But is it a high-severity security bug?
Normally I'd want a secure parser to allocate memory with a bound, and one way to implement that is to give each parse call an allocator that fails once it reaches a limit. From a very basic scan it seems like libxml2 supports swapping its allocator function, so it could do this; although that's probably not the intended purpose since those APIs are global rather than per parser instance.
I bet what happened here is the reporter ran a fuzzer, found a report, and didn't realize that the fuzzer configuration was injecting faults into malloc so they thought it was more severe than it actually was. Missing a bounds check often results in some massive number being passed to malloc, which then returns null, so this is a common pattern to find. It's not a high severity security bug but it's reasonable to think it could be one if you didn't know about the fault injecting allocator.
EDIT: That said, I'm on the maintainer's side here.

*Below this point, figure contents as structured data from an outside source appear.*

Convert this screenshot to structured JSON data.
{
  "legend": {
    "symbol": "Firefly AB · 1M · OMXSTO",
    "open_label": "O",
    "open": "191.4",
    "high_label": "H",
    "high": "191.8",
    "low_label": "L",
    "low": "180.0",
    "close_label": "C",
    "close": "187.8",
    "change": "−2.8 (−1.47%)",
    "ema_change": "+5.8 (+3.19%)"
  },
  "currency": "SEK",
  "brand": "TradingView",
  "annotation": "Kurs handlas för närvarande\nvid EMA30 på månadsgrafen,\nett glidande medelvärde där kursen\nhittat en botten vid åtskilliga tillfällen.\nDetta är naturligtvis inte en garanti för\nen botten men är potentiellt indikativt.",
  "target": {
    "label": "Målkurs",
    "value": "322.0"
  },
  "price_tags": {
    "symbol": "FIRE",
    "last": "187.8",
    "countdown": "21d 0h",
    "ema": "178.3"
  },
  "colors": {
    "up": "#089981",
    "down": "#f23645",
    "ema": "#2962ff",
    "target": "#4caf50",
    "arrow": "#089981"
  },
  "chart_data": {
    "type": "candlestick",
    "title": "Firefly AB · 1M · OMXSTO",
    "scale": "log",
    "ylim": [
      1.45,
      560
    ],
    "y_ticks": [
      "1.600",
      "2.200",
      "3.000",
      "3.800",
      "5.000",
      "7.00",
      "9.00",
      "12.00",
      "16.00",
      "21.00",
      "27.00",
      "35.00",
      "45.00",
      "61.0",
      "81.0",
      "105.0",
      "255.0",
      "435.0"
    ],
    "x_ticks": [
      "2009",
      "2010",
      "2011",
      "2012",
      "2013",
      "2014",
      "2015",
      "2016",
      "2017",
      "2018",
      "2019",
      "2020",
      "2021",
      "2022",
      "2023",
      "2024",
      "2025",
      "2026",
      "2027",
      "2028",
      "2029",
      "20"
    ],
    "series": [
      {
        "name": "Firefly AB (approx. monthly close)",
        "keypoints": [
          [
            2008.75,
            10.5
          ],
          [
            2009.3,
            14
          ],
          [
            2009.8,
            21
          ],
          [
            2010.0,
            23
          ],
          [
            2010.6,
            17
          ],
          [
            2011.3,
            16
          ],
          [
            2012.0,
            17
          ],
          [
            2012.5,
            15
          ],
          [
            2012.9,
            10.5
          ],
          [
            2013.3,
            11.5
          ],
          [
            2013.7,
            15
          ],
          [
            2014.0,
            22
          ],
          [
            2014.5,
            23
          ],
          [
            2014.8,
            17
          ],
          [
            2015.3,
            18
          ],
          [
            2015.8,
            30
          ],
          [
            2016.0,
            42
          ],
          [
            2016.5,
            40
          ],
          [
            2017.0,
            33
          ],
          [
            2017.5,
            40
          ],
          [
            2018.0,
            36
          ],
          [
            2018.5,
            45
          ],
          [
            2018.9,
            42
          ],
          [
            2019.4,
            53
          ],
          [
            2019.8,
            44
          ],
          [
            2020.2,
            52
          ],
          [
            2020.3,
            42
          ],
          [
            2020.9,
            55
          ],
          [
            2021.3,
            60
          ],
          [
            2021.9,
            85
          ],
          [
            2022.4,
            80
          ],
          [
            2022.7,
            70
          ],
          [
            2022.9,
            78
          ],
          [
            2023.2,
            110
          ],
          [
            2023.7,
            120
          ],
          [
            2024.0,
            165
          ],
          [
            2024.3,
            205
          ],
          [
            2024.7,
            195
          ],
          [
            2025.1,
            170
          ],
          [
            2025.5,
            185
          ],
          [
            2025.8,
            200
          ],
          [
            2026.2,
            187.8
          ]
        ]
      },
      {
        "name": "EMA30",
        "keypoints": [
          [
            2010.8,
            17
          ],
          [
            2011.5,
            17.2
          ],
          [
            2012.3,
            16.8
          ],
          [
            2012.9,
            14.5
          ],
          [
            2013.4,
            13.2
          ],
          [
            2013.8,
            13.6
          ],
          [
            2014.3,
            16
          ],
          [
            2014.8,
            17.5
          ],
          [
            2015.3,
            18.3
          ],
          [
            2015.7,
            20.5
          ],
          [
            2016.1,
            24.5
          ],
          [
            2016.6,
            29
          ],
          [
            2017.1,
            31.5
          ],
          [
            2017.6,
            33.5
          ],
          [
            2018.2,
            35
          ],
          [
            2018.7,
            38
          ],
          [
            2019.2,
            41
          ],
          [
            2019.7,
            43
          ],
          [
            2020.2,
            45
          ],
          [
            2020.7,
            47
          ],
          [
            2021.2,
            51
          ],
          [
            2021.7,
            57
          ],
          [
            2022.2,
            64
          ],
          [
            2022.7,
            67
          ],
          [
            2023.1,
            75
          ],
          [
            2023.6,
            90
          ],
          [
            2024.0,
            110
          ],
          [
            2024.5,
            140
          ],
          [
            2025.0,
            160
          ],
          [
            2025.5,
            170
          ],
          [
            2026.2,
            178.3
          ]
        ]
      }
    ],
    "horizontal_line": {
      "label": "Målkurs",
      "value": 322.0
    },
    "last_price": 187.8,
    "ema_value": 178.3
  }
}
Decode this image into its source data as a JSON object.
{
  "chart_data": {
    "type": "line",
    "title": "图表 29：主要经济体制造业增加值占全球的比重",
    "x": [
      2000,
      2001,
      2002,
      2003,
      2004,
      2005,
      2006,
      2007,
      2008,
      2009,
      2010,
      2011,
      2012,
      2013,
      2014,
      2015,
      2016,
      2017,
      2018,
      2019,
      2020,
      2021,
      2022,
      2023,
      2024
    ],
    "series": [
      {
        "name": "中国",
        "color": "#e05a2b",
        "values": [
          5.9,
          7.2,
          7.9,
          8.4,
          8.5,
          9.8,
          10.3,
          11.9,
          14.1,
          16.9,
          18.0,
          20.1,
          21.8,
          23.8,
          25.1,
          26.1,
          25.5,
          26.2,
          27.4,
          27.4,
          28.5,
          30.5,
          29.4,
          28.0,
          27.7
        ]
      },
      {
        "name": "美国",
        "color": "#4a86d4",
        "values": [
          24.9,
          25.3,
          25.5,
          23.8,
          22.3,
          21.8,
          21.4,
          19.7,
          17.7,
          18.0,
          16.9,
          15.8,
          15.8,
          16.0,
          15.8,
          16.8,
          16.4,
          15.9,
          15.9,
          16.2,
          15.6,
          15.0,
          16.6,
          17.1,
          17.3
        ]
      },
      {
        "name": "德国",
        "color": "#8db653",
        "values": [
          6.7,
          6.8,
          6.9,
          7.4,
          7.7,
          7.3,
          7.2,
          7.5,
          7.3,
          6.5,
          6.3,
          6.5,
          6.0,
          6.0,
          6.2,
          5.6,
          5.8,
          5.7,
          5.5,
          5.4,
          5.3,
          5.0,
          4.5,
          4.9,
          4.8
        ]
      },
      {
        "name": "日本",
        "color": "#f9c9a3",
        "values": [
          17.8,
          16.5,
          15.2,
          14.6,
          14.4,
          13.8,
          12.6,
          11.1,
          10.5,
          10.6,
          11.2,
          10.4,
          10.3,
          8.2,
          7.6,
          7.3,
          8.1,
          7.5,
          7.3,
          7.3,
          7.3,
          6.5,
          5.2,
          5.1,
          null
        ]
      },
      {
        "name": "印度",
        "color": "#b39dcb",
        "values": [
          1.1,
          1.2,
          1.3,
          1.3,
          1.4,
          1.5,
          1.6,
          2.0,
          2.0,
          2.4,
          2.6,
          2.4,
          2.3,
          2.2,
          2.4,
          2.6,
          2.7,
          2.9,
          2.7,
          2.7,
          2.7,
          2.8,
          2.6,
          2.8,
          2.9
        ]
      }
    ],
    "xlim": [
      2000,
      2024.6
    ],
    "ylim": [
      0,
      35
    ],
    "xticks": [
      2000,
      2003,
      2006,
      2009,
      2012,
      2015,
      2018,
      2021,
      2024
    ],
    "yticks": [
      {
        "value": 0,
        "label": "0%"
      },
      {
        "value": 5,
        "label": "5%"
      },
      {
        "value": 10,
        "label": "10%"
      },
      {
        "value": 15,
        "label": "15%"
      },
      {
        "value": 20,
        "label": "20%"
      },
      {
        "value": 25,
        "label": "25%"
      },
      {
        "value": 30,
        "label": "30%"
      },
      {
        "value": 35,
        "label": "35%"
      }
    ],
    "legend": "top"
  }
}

Is it thought? Certainly it is according the C and C++ standards, but POSIX adds:
> References to unmapped addresses shall result in a SIGSEGV signal
While time-traveling-UB is a theoretical possibility, practically POSIX compliant compilers won't reorder around potentially trapping operations (they will do the reverse, they might remove a null check if made redundant by a prior potentially trapping dereference) .
A real concern is if a null pointer is dereferenced with a large attacker-controlled offset that can avoid the trap, but that's more of an issue of failing to bound check.